Whisper-Finetune - Refine Whisper Speech Recognition with Fine-Tuning and Enhanced Inference Efficiency

Whisper-Finetune: Fine-tuning and Accelerating Whisper Speech Recognition Models

Introduction

Recently, OpenAI has open-sourced the Whisper project, which boasts human-level English speech recognition capabilities and supports automatic speech recognition in 98 additional languages. Whisper is designed to handle tasks like transforming spoken language into text and translating these texts into English. The Whisper-Finetune project focuses on fine-tuning the Whisper model using Lora, accommodating scenarios like training with timestamped data, training without timestamp data, and even training without speech data. Several models are available for public use, which can be accessed through openai. Additionally, this project incorporates methods like CTranslate2 and GGML for accelerating inference, which can be applied directly to the original Whisper models without requiring fine-tuning. This project supports desktop applications on Windows, Android apps, and server deployments.

Supported Models

openai/whisper-tiny
openai/whisper-base
openai/whisper-small
openai/whisper-medium
openai/whisper-large
openai/whisper-large-v2
openai/whisper-large-v3

Project Overview

Main Programs

aishell.py: Prepares the AIShell dataset for training.
finetune.py: Fine-tunes the Whisper models.
merge_lora.py: Merges Whisper and Lora models.
evaluation.py: Evaluates the performance of either the fine-tuned or the original Whisper model.
infer.py: Predicts using the fine-tuned models or the Whisper models available on the transformers platform.
infer_ct2.py: Provides examples for predicting using CTranslate2-converted models.
infer_gui.py: Offers a GUI for prediction with fine-tuned or transformer Whisper models.
infer_server.py: Deploys the fine-tuned or transformer Whisper models to a server.
convert-ggml.py: Converts models to GGML format for Android or Windows applications.
AndroidDemo: Contains the source code for deploying models on Android devices.
WhisperDesktop: Contains the source code for desktop applications on Windows.

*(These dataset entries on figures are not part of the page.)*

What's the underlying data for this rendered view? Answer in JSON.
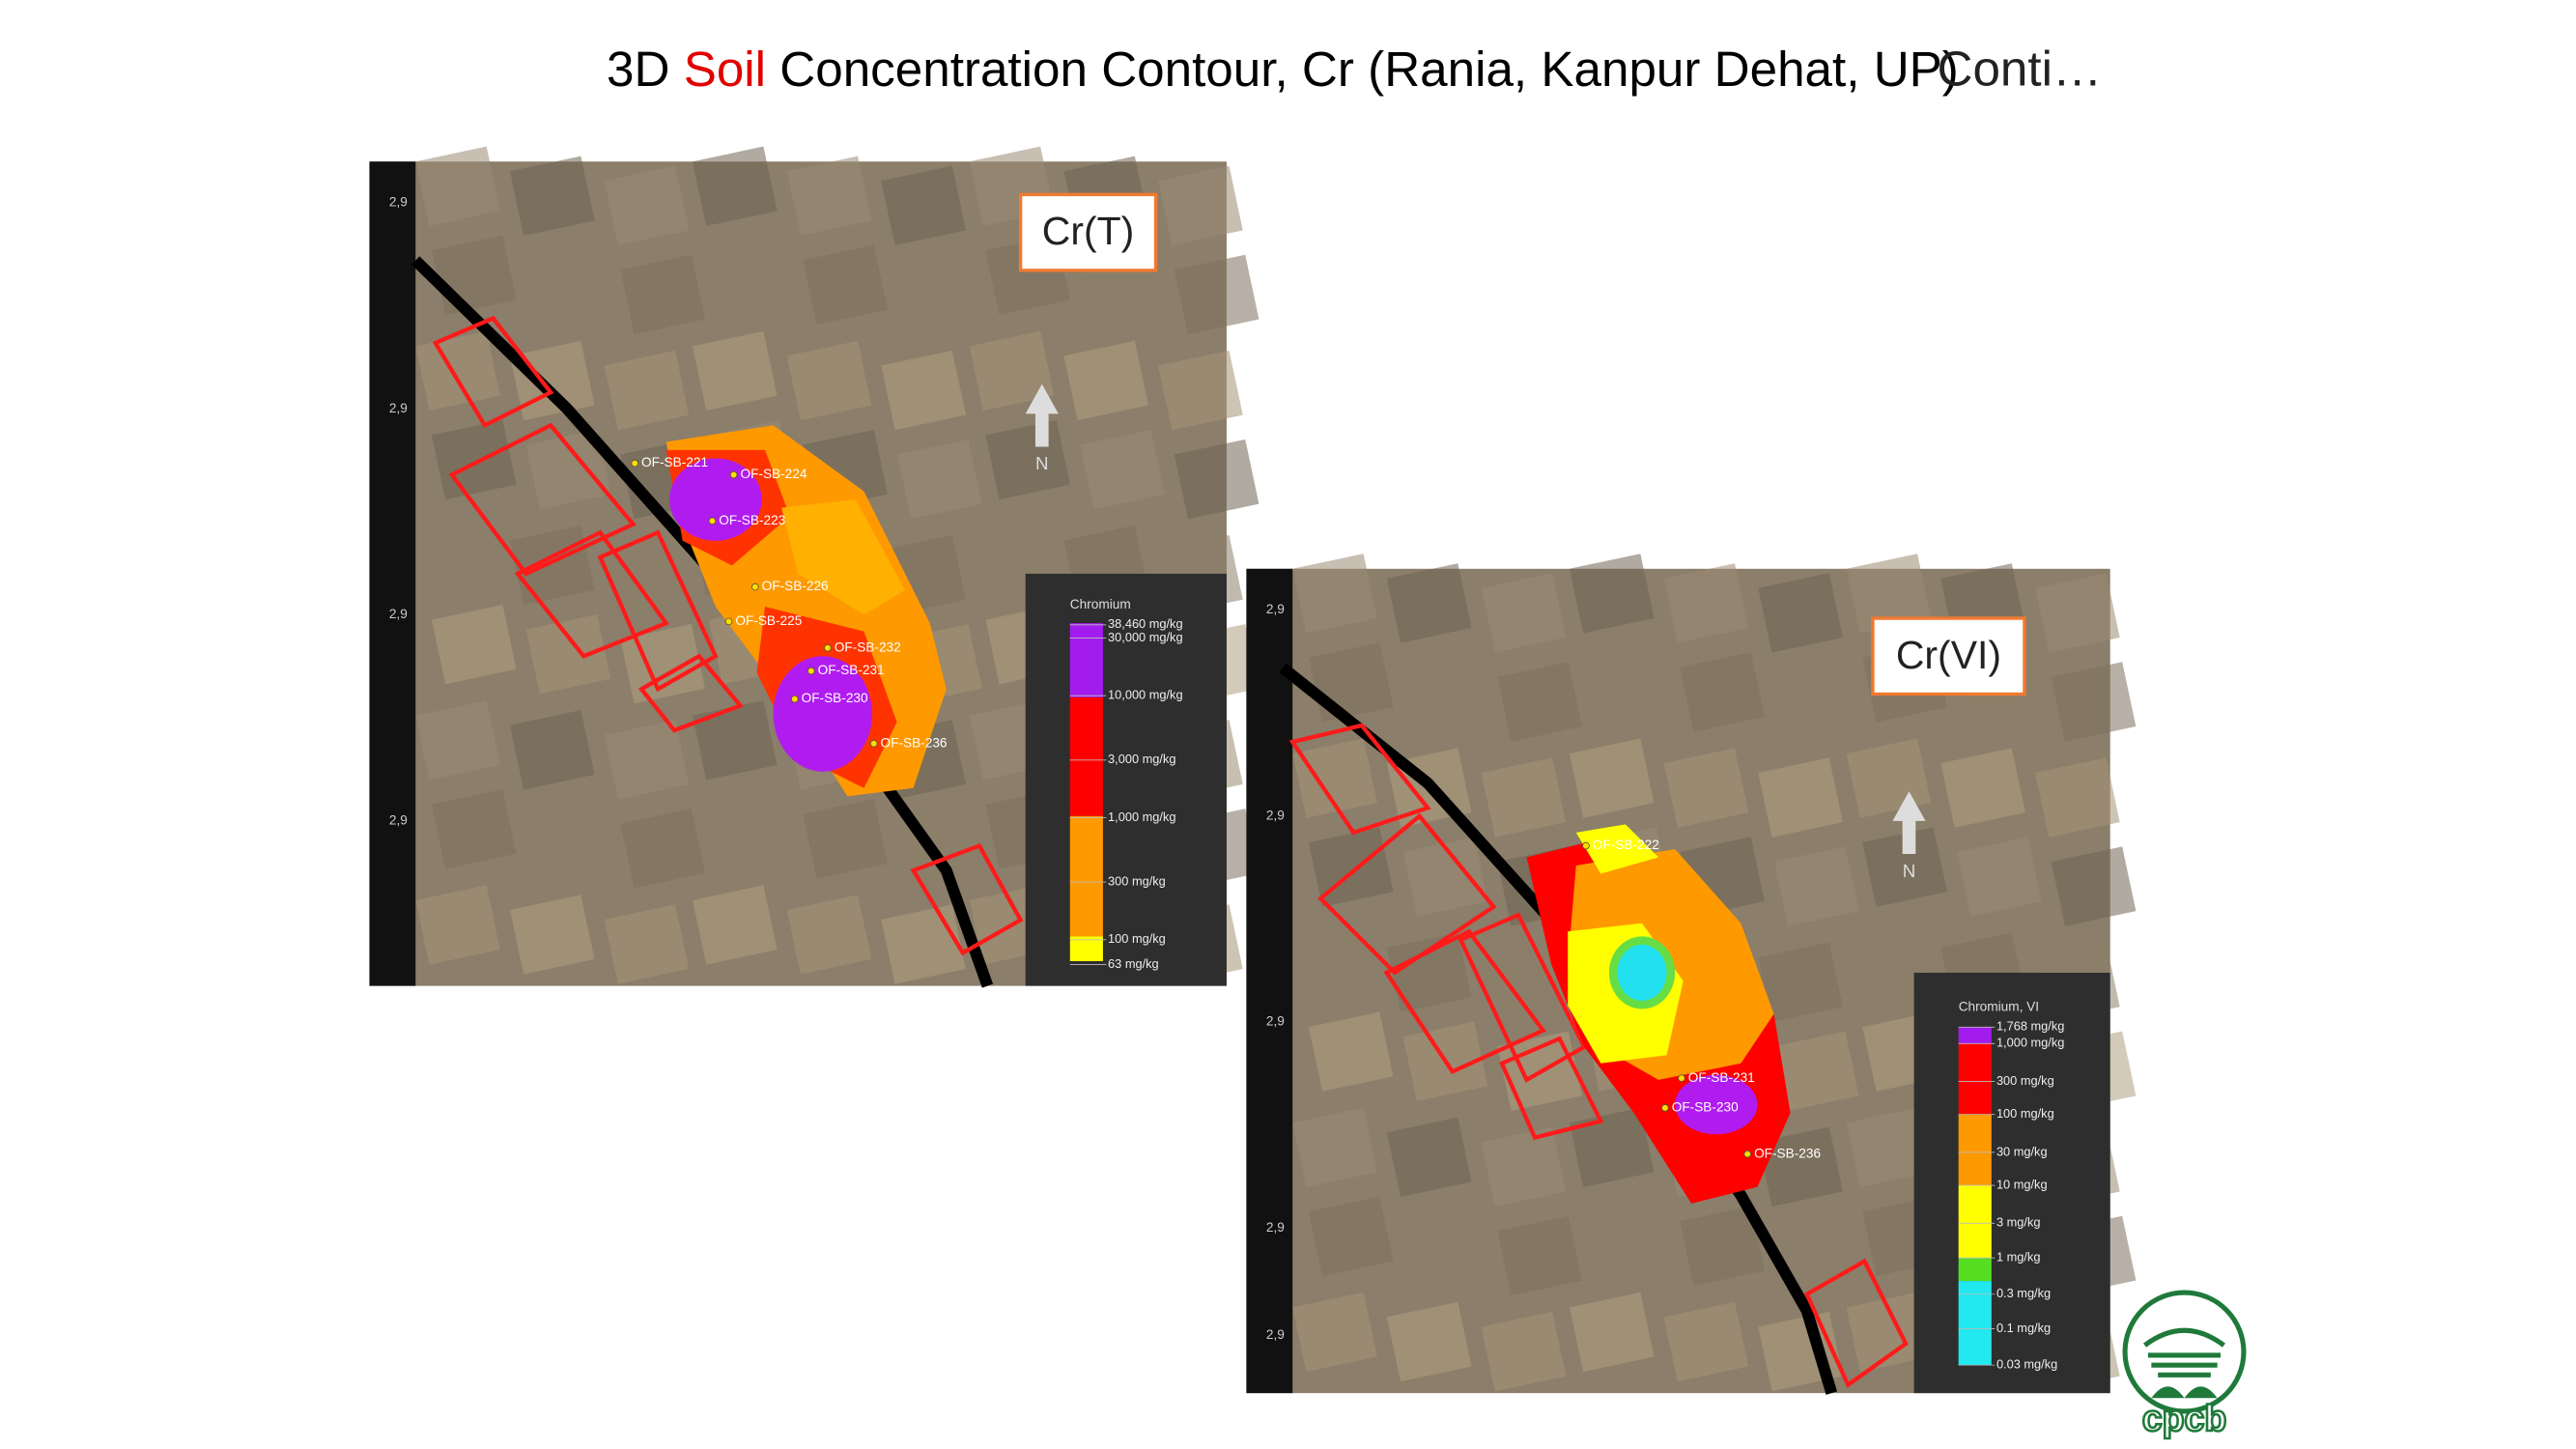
{
  "title": {
    "prefix": "3D ",
    "highlight": "Soil",
    "rest": " Concentration Contour, Cr (Rania, Kanpur Dehat, UP)",
    "continued": "Conti…"
  },
  "maps": [
    {
      "label": "Cr(T)",
      "north": "N",
      "axis_labels": [
        "2,9",
        "2,9",
        "2,9",
        "2,9"
      ],
      "legend": {
        "title": "Chromium",
        "entries": [
          "38,460 mg/kg",
          "30,000 mg/kg",
          "10,000 mg/kg",
          "3,000 mg/kg",
          "1,000 mg/kg",
          "300 mg/kg",
          "100 mg/kg",
          "63 mg/kg"
        ]
      },
      "samples": [
        "OF-SB-221",
        "OF-SB-224",
        "OF-SB-223",
        "OF-SB-226",
        "OF-SB-225",
        "OF-SB-232",
        "OF-SB-231",
        "OF-SB-230",
        "OF-SB-236"
      ]
    },
    {
      "label": "Cr(VI)",
      "north": "N",
      "axis_labels": [
        "2,9",
        "2,9",
        "2,9",
        "2,9",
        "2,9"
      ],
      "legend": {
        "title": "Chromium, VI",
        "entries": [
          "1,768 mg/kg",
          "1,000 mg/kg",
          "300 mg/kg",
          "100 mg/kg",
          "30 mg/kg",
          "10 mg/kg",
          "3 mg/kg",
          "1 mg/kg",
          "0.3 mg/kg",
          "0.1 mg/kg",
          "0.03 mg/kg"
        ]
      },
      "samples": [
        "OF-SB-222",
        "OF-SB-231",
        "OF-SB-230",
        "OF-SB-236"
      ]
    }
  ],
  "logo": "cpcb"
}
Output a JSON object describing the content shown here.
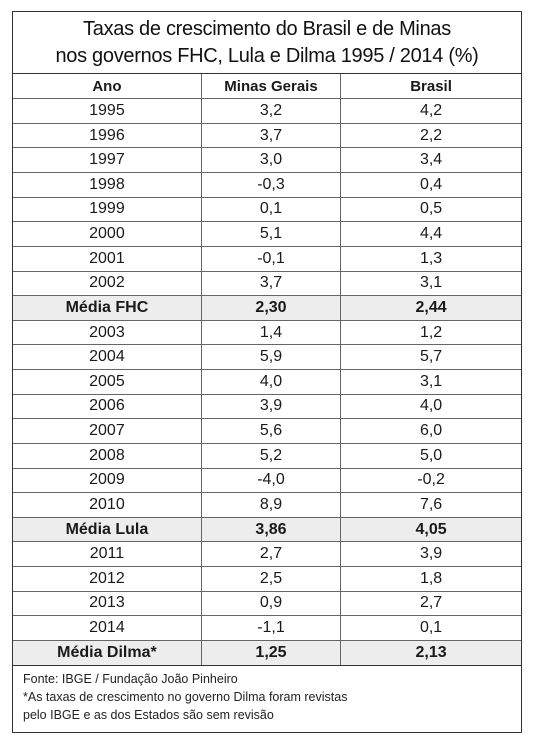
{
  "title": {
    "line1": "Taxas de crescimento do Brasil e de Minas",
    "line2": "nos governos FHC, Lula e Dilma 1995 / 2014 (%)"
  },
  "headers": [
    "Ano",
    "Minas Gerais",
    "Brasil"
  ],
  "rows": [
    {
      "label": "1995",
      "mg": "3,2",
      "br": "4,2",
      "avg": false
    },
    {
      "label": "1996",
      "mg": "3,7",
      "br": "2,2",
      "avg": false
    },
    {
      "label": "1997",
      "mg": "3,0",
      "br": "3,4",
      "avg": false
    },
    {
      "label": "1998",
      "mg": "-0,3",
      "br": "0,4",
      "avg": false
    },
    {
      "label": "1999",
      "mg": "0,1",
      "br": "0,5",
      "avg": false
    },
    {
      "label": "2000",
      "mg": "5,1",
      "br": "4,4",
      "avg": false
    },
    {
      "label": "2001",
      "mg": "-0,1",
      "br": "1,3",
      "avg": false
    },
    {
      "label": "2002",
      "mg": "3,7",
      "br": "3,1",
      "avg": false
    },
    {
      "label": "Média FHC",
      "mg": "2,30",
      "br": "2,44",
      "avg": true
    },
    {
      "label": "2003",
      "mg": "1,4",
      "br": "1,2",
      "avg": false
    },
    {
      "label": "2004",
      "mg": "5,9",
      "br": "5,7",
      "avg": false
    },
    {
      "label": "2005",
      "mg": "4,0",
      "br": "3,1",
      "avg": false
    },
    {
      "label": "2006",
      "mg": "3,9",
      "br": "4,0",
      "avg": false
    },
    {
      "label": "2007",
      "mg": "5,6",
      "br": "6,0",
      "avg": false
    },
    {
      "label": "2008",
      "mg": "5,2",
      "br": "5,0",
      "avg": false
    },
    {
      "label": "2009",
      "mg": "-4,0",
      "br": "-0,2",
      "avg": false
    },
    {
      "label": "2010",
      "mg": "8,9",
      "br": "7,6",
      "avg": false
    },
    {
      "label": "Média Lula",
      "mg": "3,86",
      "br": "4,05",
      "avg": true
    },
    {
      "label": "2011",
      "mg": "2,7",
      "br": "3,9",
      "avg": false
    },
    {
      "label": "2012",
      "mg": "2,5",
      "br": "1,8",
      "avg": false
    },
    {
      "label": "2013",
      "mg": "0,9",
      "br": "2,7",
      "avg": false
    },
    {
      "label": "2014",
      "mg": "-1,1",
      "br": "0,1",
      "avg": false
    },
    {
      "label": "Média Dilma*",
      "mg": "1,25",
      "br": "2,13",
      "avg": true
    }
  ],
  "source": [
    "Fonte: IBGE / Fundação João Pinheiro",
    "*As taxas de crescimento no governo Dilma foram revistas",
    "pelo IBGE e as dos Estados são sem revisão"
  ]
}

Model Evaluation and Performance

Whisper-Finetune provides detailed evaluations for both original and fine-tuned models. Tests covering word error rates on different datasets and languages are conducted to assess performance improvements post-fine-tuning. Furthermore, various inference acceleration strategies are tested using GPUs, highlighting significant reductions in processing time for 3-minute audio files.

Data Preparation

The training dataset is formatted as JSON lines, with each line representing an audio file accompanied by metadata like transcription and optional timestamps. A script is provided for preparing the AIShell dataset, which downloads and structures data into this format for immediate use in training.

Installation and Environment Setup

Pytorch Installation: Users can install Pytorch with GPU support via Anaconda or Docker, based on preference.
Dependency Installation: Required libraries are installed through pip, and specific installations for Windows systems are provided.

Training Models

Whisper models can be fine-tuned on single or multiple GPU setups. Single GPU training can be easily initiated, while multi-GPU setups require either the torchrun or accelerate systems to manage distributed processing.

Overall, the Whisper-Finetune project offers a comprehensive suite for enhancing and deploying OpenAI's Whisper speech recognition capabilities, providing diverse applications ranging from personal use on desktops to robust cloud-based server deployments.